Em seu artigo, Morse ressalta que ao longo das últimas décadas começou a ficar mais evidente a ideia de que Eva não foi a única culpada pela queda do Paraíso, mas sim a única incriminada por isso.

Chaves Dias comenta que “soa estranho que, para defender Eva, seja necessário acusar Deus de patriarcal, ou que para libertar Eva das acusações passadas seja necessário culpar Deus por hermenêuticas misóginas”.

Mas ela reconhece que os diferentes métodos e abordagens contemporâneos, que buscam ressignificar a figura de Eva, “ajudam a escavar as diversas camadas hermenêuticas que, ao longo do tempo, encobriram essa personagem arquétipo da literatura bíblica”.

“A Bíblia é um livro aberto.

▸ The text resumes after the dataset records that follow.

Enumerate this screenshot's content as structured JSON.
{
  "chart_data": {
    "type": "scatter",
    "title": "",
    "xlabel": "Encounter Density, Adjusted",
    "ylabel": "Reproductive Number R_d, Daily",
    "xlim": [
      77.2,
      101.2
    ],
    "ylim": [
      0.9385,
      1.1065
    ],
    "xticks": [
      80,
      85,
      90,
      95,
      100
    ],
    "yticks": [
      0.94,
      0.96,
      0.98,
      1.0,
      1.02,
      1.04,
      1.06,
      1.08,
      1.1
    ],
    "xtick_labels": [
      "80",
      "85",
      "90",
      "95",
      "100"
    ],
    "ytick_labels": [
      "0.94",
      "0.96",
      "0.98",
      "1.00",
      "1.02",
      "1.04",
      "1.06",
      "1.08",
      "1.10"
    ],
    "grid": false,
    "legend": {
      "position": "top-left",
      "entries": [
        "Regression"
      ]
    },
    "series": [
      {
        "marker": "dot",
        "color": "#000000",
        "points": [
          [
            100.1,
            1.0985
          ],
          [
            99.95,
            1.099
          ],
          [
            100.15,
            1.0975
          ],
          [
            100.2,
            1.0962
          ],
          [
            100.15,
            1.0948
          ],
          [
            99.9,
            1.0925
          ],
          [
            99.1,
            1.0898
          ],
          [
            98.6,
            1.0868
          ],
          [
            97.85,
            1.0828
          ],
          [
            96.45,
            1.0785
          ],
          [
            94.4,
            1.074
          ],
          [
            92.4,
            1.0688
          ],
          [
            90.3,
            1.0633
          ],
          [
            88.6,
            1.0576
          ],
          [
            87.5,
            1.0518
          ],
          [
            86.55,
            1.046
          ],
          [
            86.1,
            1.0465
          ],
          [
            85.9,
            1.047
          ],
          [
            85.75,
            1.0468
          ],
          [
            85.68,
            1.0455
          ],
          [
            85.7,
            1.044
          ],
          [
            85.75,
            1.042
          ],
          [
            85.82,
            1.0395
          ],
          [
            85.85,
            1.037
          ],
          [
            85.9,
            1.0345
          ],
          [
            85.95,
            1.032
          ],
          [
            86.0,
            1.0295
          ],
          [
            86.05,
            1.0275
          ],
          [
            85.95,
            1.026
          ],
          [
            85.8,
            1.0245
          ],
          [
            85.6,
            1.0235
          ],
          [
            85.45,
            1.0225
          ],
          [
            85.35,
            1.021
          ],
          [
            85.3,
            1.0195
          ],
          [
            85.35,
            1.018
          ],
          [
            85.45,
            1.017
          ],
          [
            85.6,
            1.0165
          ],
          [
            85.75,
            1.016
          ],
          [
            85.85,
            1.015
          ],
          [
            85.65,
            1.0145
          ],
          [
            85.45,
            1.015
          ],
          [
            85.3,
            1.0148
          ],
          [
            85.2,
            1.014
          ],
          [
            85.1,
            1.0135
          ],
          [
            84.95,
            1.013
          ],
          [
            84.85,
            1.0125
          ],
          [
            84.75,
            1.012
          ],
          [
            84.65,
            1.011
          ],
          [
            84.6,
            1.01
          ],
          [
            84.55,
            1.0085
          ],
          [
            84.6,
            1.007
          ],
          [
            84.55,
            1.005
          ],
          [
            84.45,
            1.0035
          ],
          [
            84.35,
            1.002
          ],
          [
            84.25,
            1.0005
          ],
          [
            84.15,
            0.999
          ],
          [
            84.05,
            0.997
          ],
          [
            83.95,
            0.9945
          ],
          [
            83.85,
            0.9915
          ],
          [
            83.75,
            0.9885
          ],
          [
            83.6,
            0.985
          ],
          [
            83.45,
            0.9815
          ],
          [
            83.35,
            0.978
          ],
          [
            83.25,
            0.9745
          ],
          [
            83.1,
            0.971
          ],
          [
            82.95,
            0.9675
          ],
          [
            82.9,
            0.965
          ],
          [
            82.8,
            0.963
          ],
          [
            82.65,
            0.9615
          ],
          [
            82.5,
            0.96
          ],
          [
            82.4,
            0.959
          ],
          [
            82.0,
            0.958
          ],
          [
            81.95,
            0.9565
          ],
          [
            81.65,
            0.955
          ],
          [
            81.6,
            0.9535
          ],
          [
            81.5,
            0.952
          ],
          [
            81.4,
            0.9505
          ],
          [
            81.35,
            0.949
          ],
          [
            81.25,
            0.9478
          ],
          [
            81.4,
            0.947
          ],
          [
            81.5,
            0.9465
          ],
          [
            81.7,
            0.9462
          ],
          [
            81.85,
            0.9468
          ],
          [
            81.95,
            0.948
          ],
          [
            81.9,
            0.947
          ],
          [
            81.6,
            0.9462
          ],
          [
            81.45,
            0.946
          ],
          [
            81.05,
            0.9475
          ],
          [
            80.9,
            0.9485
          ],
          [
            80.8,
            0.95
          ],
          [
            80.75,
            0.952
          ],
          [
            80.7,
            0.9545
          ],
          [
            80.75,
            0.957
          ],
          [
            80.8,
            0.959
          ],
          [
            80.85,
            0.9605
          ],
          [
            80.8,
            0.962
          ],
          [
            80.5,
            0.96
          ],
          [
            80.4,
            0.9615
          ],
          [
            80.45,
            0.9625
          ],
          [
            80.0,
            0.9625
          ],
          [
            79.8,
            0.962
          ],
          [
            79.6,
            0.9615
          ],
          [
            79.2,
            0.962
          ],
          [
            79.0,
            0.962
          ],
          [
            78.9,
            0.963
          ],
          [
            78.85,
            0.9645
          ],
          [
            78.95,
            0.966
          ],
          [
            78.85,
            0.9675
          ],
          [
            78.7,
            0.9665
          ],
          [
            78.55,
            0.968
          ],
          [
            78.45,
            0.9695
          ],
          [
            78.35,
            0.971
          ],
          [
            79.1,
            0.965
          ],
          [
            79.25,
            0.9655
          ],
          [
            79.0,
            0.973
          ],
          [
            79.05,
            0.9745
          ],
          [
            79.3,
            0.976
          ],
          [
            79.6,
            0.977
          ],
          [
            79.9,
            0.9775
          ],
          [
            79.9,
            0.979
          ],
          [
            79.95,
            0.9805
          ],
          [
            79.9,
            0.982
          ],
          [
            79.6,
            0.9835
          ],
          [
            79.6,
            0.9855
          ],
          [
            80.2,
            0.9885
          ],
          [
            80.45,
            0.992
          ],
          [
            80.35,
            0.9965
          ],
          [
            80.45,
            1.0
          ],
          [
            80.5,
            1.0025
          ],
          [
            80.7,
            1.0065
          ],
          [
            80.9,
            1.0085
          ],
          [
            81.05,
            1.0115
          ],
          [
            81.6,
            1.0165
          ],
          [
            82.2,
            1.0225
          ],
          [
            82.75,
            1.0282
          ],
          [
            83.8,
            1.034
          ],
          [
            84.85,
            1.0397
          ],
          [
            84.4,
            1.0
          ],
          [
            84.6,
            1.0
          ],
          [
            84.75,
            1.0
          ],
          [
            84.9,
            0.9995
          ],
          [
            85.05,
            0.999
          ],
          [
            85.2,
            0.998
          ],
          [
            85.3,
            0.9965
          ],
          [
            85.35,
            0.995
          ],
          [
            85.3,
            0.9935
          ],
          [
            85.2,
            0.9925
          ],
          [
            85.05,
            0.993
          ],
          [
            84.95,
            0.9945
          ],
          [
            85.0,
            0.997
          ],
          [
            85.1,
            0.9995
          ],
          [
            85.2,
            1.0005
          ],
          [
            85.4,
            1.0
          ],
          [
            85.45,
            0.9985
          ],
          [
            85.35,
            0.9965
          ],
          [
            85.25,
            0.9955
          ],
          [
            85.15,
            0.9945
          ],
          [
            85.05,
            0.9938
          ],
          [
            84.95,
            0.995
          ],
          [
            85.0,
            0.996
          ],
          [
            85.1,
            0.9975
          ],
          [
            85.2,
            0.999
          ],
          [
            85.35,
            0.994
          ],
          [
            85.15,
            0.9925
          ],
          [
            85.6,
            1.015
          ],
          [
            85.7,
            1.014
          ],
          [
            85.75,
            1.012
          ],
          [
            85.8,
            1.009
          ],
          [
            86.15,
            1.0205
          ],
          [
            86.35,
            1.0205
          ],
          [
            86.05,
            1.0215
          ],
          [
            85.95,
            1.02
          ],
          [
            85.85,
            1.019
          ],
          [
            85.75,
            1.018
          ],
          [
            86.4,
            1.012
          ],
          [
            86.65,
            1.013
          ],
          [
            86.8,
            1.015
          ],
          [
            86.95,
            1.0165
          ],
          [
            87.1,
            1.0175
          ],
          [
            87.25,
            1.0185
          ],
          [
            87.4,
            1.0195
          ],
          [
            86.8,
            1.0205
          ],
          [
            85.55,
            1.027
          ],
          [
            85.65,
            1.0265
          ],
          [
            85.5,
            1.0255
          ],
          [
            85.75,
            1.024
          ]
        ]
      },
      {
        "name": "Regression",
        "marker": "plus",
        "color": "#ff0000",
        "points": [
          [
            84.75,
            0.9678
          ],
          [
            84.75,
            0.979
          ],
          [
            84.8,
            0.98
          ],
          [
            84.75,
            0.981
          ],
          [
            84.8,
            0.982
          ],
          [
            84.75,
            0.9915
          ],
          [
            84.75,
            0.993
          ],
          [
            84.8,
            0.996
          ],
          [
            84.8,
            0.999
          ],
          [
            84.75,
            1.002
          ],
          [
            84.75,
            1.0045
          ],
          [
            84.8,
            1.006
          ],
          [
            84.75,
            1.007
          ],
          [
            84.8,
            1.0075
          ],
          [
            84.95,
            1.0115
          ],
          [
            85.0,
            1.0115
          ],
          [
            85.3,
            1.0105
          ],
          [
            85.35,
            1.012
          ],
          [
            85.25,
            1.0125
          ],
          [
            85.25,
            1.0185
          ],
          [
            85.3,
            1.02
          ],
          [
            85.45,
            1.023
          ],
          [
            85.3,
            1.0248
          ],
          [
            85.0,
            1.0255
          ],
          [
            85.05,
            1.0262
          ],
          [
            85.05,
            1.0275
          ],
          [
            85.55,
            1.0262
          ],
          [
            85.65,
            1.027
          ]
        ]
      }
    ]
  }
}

É legítima que este e outros textos continuem a interrogar seus leitores e leituras sobre o sentido da vida e da existência, sobre o papel do homem e da mulher em relação consigo mesmo, com Deus, com o outro e com o universo”, afirma.

“Eva é um personagem arquétipo de muitas facetas e diversos significados a serem explorados. É pertinente que continue a provocar e inspirar homens e mulheres a lidar com questões fundamentais e existenciais.”

Para Morse, a “identificação com Eva”, enquanto “vítima do sistema patriarcal” parece fundamentar o ânimo de muitas mulheres em protesto “contra o ambiente social, político e cultural dominado pelos homens milhares de anos após o Gênesis ter sido escrito”.

Nesse sentido, ela entende Eva como “figura poderosa na interpretação bíblica das mulheres”, em busca “da igualdade e da emancipação”.

Eva foi, portanto, vítima do sistema patriarcal. Ao menos no entendimento dessas leituras contemporâneas.